It’s all but impossible to describe the Audi Quattro Sport without falling back on cliches, but then that’s largely because few other cars have had as big an impact on the world of motorsport and the wider automotive industry. Commissioned by a then little known German car maker with a modest budget and lofty ambitions, the Quattro soon became short hand for early ’80s rally success, the twin virtues of all four-wheel drive and forced induction effectively culling the top flight careers of a succession of hitherto dominant Group 4 cars like the Ford Escort RS and the Fiat 131 Abarth. It didn’t so much move the goal posts as give them a good kicking, followed by a ceremonial burning!

Fast forward a couple of decades and several hundred thousand cars, and Quattro has become more than merely a byword for WRC success, it’s the linchpin of its maker’s marketing strategy and a famous brand in its own right. That’s all very impressive of course, but it doesn’t alter the fundamental truth that for countless rally fans ‘Quattro’ will always by synonymous with the likes of Walter Rohrl, Stig Blomqvist, Hannu Mikkola and Michelle Mouton, invariably threading the unwieldy Ingolstadt beast down an impossibly narrow special stage. The owner of the Sport replica you see here is a classic case; a lifelong Quattro fan and an individual with a passion for those rally cars birthed under rallying wildest, Group B era.

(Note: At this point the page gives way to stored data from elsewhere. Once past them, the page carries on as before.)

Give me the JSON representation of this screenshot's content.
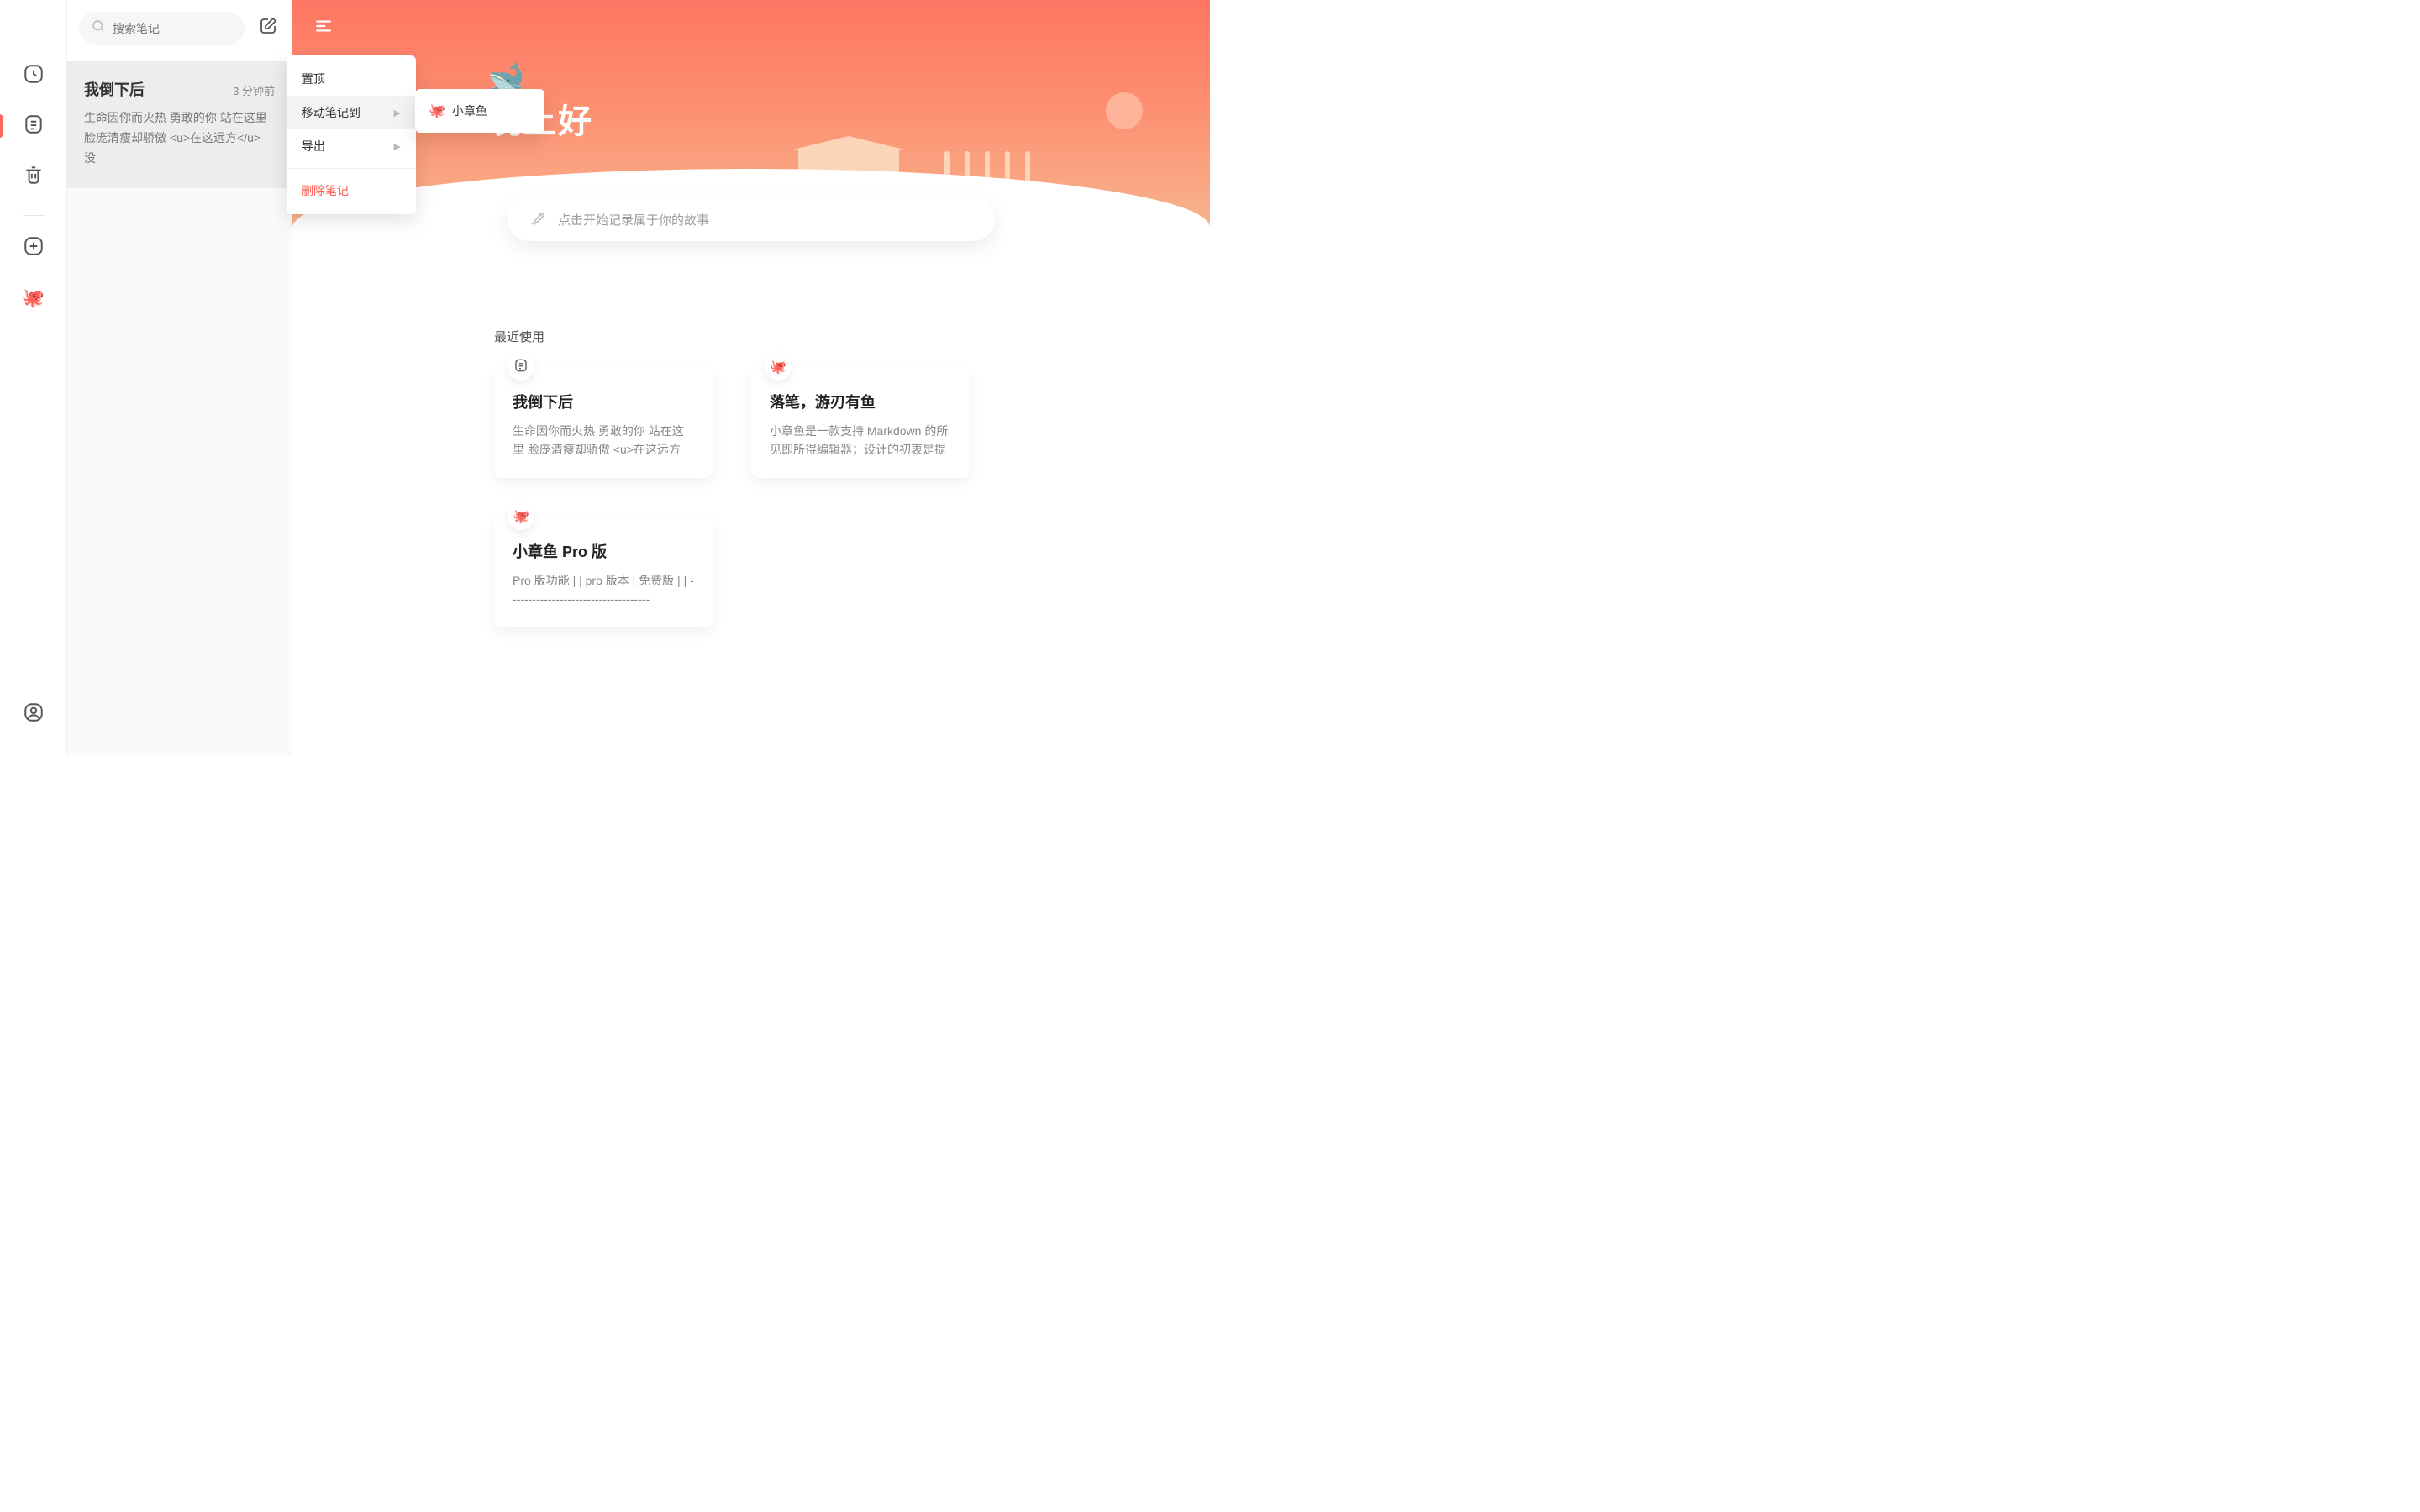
{
  "search": {
    "placeholder": "搜索笔记"
  },
  "sidebar": {
    "items": [
      {
        "id": "recent",
        "name": "clock-icon"
      },
      {
        "id": "notes",
        "name": "note-icon",
        "active": true
      },
      {
        "id": "trash",
        "name": "trash-icon"
      },
      {
        "id": "add",
        "name": "add-icon"
      },
      {
        "id": "octopus",
        "name": "octopus-icon"
      }
    ]
  },
  "note_list": [
    {
      "title": "我倒下后",
      "time": "3 分钟前",
      "preview": "生命因你而火热 勇敢的你 站在这里 脸庞清瘦却骄傲 <u>在这远方</u> 没",
      "selected": true
    }
  ],
  "context_menu": {
    "items": [
      {
        "label": "置顶",
        "id": "pin"
      },
      {
        "label": "移动笔记到",
        "id": "move",
        "arrow": true,
        "hover": true
      },
      {
        "label": "导出",
        "id": "export",
        "arrow": true
      },
      {
        "sep": true
      },
      {
        "label": "删除笔记",
        "id": "delete",
        "danger": true
      }
    ],
    "submenu": {
      "items": [
        {
          "icon": "🐙",
          "label": "小章鱼"
        }
      ]
    }
  },
  "hero": {
    "greeting": "晚上好",
    "whale": "🐋"
  },
  "prompt": {
    "placeholder": "点击开始记录属于你的故事"
  },
  "recent": {
    "title": "最近使用",
    "cards": [
      {
        "badge": "note",
        "title": "我倒下后",
        "excerpt": "生命因你而火热 勇敢的你 站在这里 脸庞清瘦却骄傲 <u>在这远方</u> 没人"
      },
      {
        "badge": "octopus",
        "title": "落笔，游刃有鱼",
        "excerpt": "小章鱼是一款支持 Markdown 的所见即所得编辑器；设计的初衷是提供一个"
      },
      {
        "badge": "octopus",
        "title": "小章鱼 Pro 版",
        "excerpt": "Pro 版功能 | | pro 版本 | 免费版 | | ------------------------------------"
      }
    ]
  },
  "colors": {
    "accent": "#fd6a5e",
    "danger": "#fd5a4e"
  }
}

If you know one thing about the Sport Quattro and the though process which created it, it’s the fact that Audi Sport engineers chopped a full 12.6in from its bodyshell in order to tame the somewhat unwieldy handing of the original A1/A2 cars. While only partially successful (the Sport remained a tricky machine to drive at the ragged edge), this dramatic reduction in length gave the ‘short’ Quattro its uniquely truncated appearance, and the modification to this particular car actually already been carried out by a well known Audi specialist.

This took place back in 2011, quite near the beginning of Retropower’s existence, and we wasted no time in carrying out the bodywork changes requested. One of the biggest changes involved the relocation of the cooling system to the boot, just like the works rally cars. Doing this involved the creation of two extra tunnels beneath the chassis, one for the exhaust, another for the cooling pipework, plus the downward facing scoop located beneath the boot floor, a component intended to funnel an increased volume of cool air onto the face of the rear-mounted radiator.

While the Quattro already boasted a roll-cage when it arrived at Retropower we all felt that there was room for improvement, which is why we found ourselves heavily modifying the rear structure, door bar layout and the leading edge of the cage. The latter is now a fully triangulated design, running through the front bulkhead and connecting to the front suspension turrets. The effect is two fold – the owner knows that he’s better protected should the worst happen, and the car itself is now a far, far stiffer prospect when being pushed at or near the ragged edge.

Not all interior changes were quite as focussed, the new bucket seats, flocked dashboard, Spa Gauges instrument panel and deleted steering column stalks all key examples. We were at pains to ensure that this wasn’t like comparable Sport replicas – we wanted to ensure it was built with the same attention to detail as the works machines which inspired it, and the interior is a key example.

All-wheel drive might’ve been a key component of the Quattro’s motorsport success but it was its five pot engine that won it a place in the hearts of rally fans across the globe, and the one now housed in the front of this example is a cracker. We were initially requested to fit a dry sump system to the engine and no more, though this subsequently evolved in step with the wider brief underpinning the whole car and we wound up giving the 2.2 engine a complete rebuild, just to be on the safe side. It has subsequently been re-mapped and placed upon the dyno of one of the UK’s most respected engine builders (one with a famously conservative rolling road), with a thumping 512bhp the result – comfortably more than Messrs Rohrl or Blomqvist ever had at their disposal when piloting ‘works’ S1 Quattros.

There’s always the temptation to go too far with a project like this, to try to draw too obvious a parallel between it and the works rally cars themselves, which is why we opted not to apply an Audi Sport livery. The colour it now wears is about as far removed from the grimy world of stage rallying as it’s possible to get, it having been originally conceived by and for Lamborghini. Lamborghini Grigio Estoque, an almost impossibly evocative name for an incredibly moody shade of grey, has proved to be perfectly at home on the Sport’s truncated, box-arched lines.

The Sport Quattro – easily one of the most impressive cars to ever grace a special stage, and one we’re proud to have been able to pay tribute to via this rebuild.